Écrit par : DUBOIS-DAMIEN | 2011-02-26 12:41:46
Je viendrais avec intérêt et suis plus particulièrement intéressée par le sujet de la veille juridique.
Écrit par : BAYVET | 2011-03-07 10:34:42
Hello BAYVET,
Merci pour votre intérêt, c'est avec plaisir que nous vous accueillerons.
Écrit par : modérateur | 2011-03-07 10:36:41
On a du mal à savoir ce que fait exactement ce logiciel.
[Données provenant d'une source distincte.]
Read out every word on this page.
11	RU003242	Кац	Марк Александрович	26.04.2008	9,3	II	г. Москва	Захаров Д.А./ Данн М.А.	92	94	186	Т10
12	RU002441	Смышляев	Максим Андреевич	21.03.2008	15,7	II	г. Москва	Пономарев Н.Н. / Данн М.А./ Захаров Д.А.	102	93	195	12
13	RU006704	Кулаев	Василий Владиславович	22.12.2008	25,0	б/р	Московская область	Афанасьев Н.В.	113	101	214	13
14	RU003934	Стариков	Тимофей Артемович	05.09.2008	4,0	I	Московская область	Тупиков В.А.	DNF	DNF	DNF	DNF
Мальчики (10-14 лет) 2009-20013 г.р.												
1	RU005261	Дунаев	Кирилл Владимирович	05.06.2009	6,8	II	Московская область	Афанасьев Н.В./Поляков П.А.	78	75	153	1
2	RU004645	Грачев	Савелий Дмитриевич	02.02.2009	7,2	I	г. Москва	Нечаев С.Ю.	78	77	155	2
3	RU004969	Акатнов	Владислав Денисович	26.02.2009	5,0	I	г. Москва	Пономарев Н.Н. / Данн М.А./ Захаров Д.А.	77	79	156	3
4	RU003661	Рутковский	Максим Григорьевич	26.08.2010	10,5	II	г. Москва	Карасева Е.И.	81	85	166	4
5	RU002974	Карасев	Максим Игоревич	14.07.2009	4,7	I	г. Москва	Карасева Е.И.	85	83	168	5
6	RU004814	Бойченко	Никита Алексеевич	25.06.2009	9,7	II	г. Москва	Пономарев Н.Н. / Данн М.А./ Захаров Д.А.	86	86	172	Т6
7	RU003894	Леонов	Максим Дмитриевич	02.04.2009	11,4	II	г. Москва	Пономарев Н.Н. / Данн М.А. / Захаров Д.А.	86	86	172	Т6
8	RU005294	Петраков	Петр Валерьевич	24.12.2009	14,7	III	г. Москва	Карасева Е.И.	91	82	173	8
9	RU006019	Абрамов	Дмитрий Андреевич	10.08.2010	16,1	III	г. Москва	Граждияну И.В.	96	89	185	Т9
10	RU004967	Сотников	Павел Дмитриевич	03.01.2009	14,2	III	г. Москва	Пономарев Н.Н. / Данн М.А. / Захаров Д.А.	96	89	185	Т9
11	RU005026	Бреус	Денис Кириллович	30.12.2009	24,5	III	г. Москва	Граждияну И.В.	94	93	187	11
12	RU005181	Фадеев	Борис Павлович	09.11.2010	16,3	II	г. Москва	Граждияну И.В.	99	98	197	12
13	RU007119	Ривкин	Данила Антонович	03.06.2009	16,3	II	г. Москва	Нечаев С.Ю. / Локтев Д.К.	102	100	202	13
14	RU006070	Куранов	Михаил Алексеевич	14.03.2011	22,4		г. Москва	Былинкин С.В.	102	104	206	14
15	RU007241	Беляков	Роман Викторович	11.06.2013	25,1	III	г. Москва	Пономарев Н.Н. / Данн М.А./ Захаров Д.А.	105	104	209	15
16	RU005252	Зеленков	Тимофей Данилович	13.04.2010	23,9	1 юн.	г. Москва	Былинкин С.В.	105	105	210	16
Il faut sans doute aller à la conférence pour le savoir, mais à quelle type d'entreprise s'adresse le logiciel ? (pme/tpe ou grosse entreprise du CAC40 ?)
Écrit par : comparatif banque | 2011-03-08 07:42:54
Bonjour, il s'agit dun logiciel de veille et d'intelligence économique (collecte et traitement de l'info structurée et non structurée qu'on peut trouver sur le web par exemple)
Parmi les clients ami software, il ya 70% de grandes entreprises/institutions et 30% de PME. Pour plus dinfo vs pouvez contacter ami software via info@amisw.com
Écrit par : Modérateur | 2011-03-08 08:29:47
bonne initiative
Écrit par : GENEVI7VE B | 2011-03-09 14:15:59
je voulais juste m'inscrire à la session du 6 avril... merci de me confirmer
Écrit par : Martine Crocquet | 2011-03-22 16:51:43
Merci de l'info c'était une date intéressante !
Écrit par : Banque_en_ligne | 2011-04-04 13:17:36
interessé par la veille concurrentielle et economique,au sein de l'UE ,de la russie,de l'inde ,de la chine et du moyen orient qui sont les zones d'activites qui m'interessent
cordialement
Écrit par : jean-claude JUBIN | 2011-04-26 11:13:50
Bonjour,
Merci pr cette invitation ... bonne initiative ...!
d'accord pour l'intervention de B. Besson & G. Pelick dont les notoriétés ne sont plus à démontrer ... de plus, ils savent animer et capter leur public ...
Crdt, LM
Écrit par : Leon | 2011-04-28 23:17:56
Mes clients concoivent des produits techniques vendus à l'international
Ils doivent surveiller les produits concurrents
Écrit par : DE JUNNEMANN | 2011-06-09 07:39:14
Dans l'attente de recevoir confirmation de l'inscription du 25 août prochain.
Écrit par : BOYER | 2011-07-08 13:54:45
C'est une bonne chose, de la part de l'Etat de participer à la sensibilisation des entreprises concernant la collecte des informations économiques et la sécurisations de celle-ci.